We can’t parent our children with God’s grace if we haven’t embraced it ourselves. I don’t mean to imply that moms and dads who love the Lord aren’t truly saved. I’m talking about Christian parents who struggle to live their lives with a tangible awareness of the love and grace Christ offers us each day.
Christ’s sacrifice wasn’t an invitation to white-knuckle our way through life and try harder, all the while fearing that we just don’t cut it. It was an invitation to find peace and true life in Him. That comes from fully embracing the reality that there is absolutely nothing that we can add to His work on the cross. His sacrifice frees us to live in His love, not in an effort to win His favor, but out of gratitude and awe for the way that He has loved us – the real, broken, flawed, imperfect us.
That’s the message that we all want to instill in our children.
But, again … we can’t give away something we don’t have.

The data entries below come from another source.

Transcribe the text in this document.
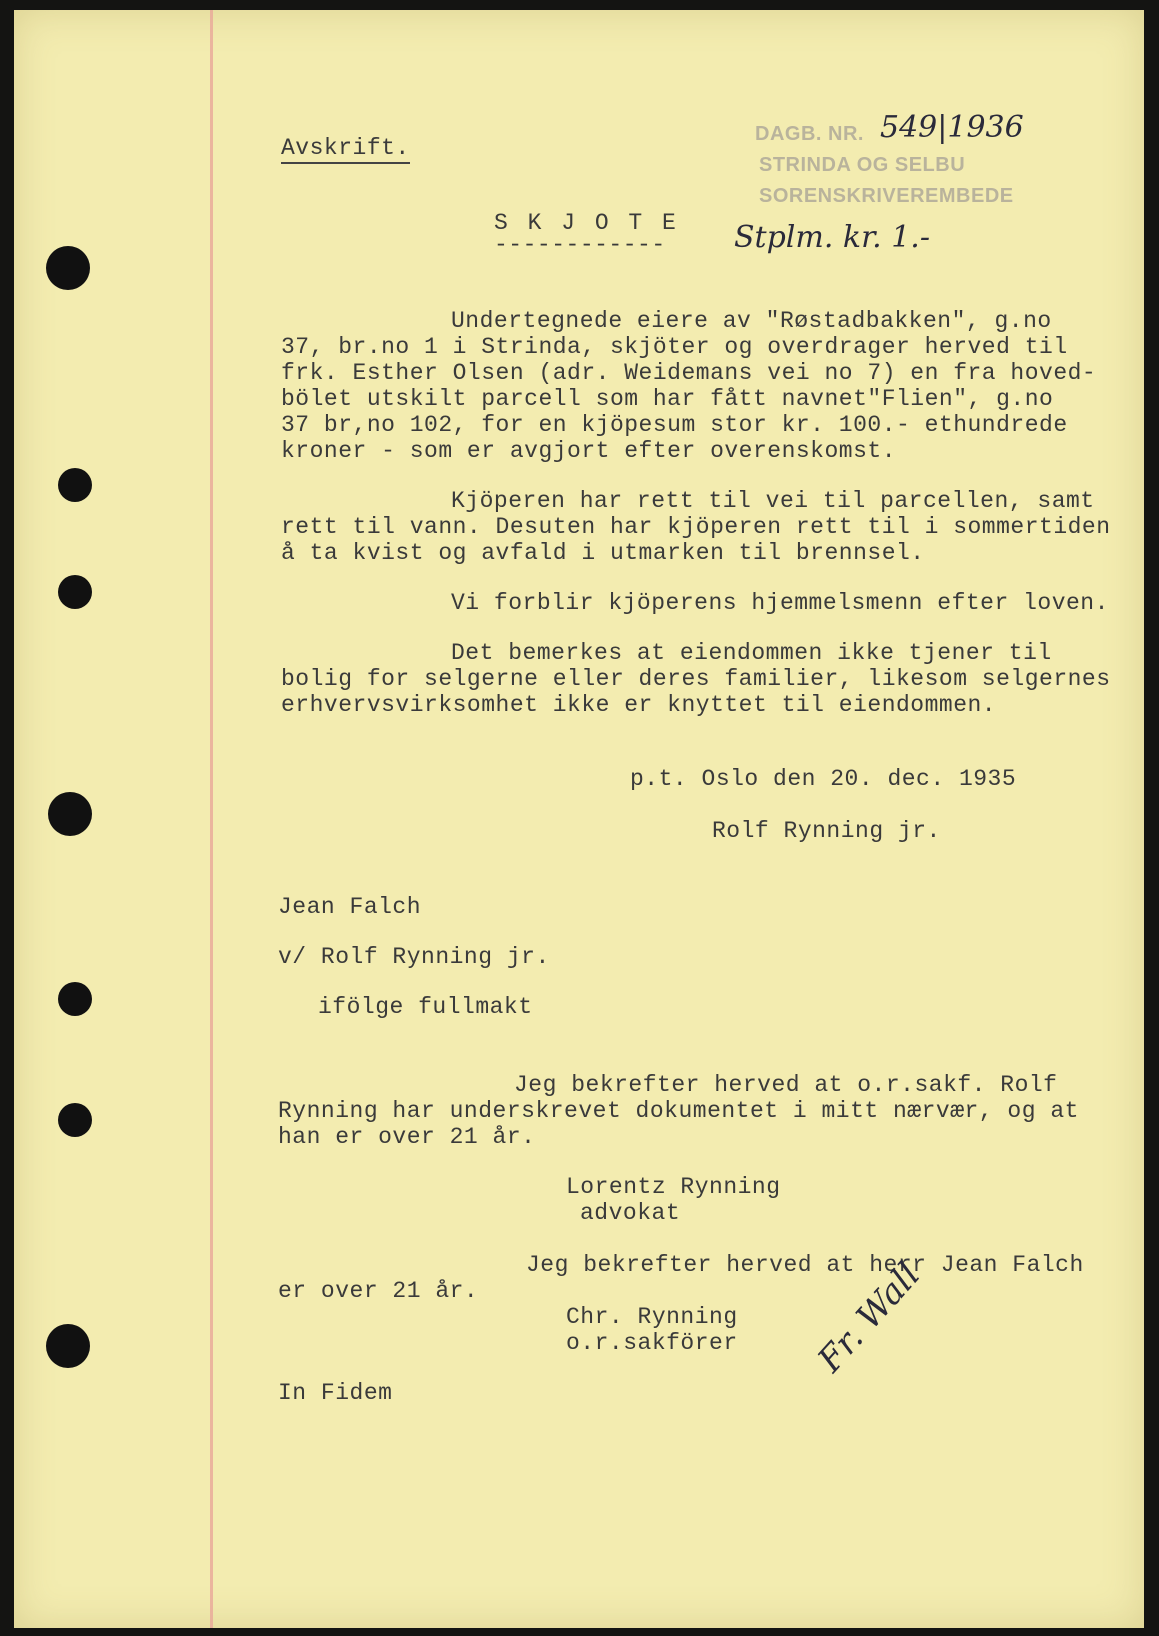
Avskrift.

DAGB. NR. 549|1936

STRINDA OG SELBU

SORENSKRIVEREMBEDE

Stplm. kr. 1.-

S K J O T E

------------

Undertegnede eiere av "Røstadbakken", g.no

37, br.no 1 i Strinda, skjöter og overdrager herved til

frk. Esther Olsen (adr. Weidemans vei no 7) en fra hoved-

bölet utskilt parcell som har fått navnet"Flien", g.no

37 br,no 102, for en kjöpesum stor kr. 100.- ethundrede

kroner - som er avgjort efter overenskomst.

Kjöperen har rett til vei til parcellen, samt

rett til vann. Desuten har kjöperen rett til i sommertiden

å ta kvist og avfald i utmarken til brennsel.

Vi forblir kjöperens hjemmelsmenn efter loven.

Det bemerkes at eiendommen ikke tjener til

bolig for selgerne eller deres familier, likesom selgernes

erhvervsvirksomhet ikke er knyttet til eiendommen.

p.t. Oslo den 20. dec. 1935

Rolf Rynning jr.

Jean Falch

v/ Rolf Rynning jr.

ifölge fullmakt

Jeg bekrefter herved at o.r.sakf. Rolf

Rynning har underskrevet dokumentet i mitt nærvær, og at

han er over 21 år.

Lorentz Rynning

advokat

Jeg bekrefter herved at herr Jean Falch

er over 21 år.

Chr. Rynning

o.r.sakförer

In Fidem

Fr. Wall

Which, of course, is why our parenting often resembles the lack of grace we sense in our own Christian walks. Apart from God’s grace, we’re weighed down by a cruel lie – perfect parenting produces perfect kids.
But he said to me, “My grace is sufficient for you, for my power is made perfect in weakness.” Therefore I will boast all the more gladly about my weaknesses, so that Christ’s power may rest on me. 2 Corinthians 12:9
Raising children exposes our weaknesses. Parenting isn’t meant to be God’s test to see whether or not we can achieve perfection, it’s meant to stretch us and to make us rely on Jesus even more than we did before our children were born.
Grace in parenting is responding with God’s grace to our child’s sin and weaknesses. It’s weaving the unconditional love of God into our methods for establishing our authority, requiring obedience, and training and disciplining our kids.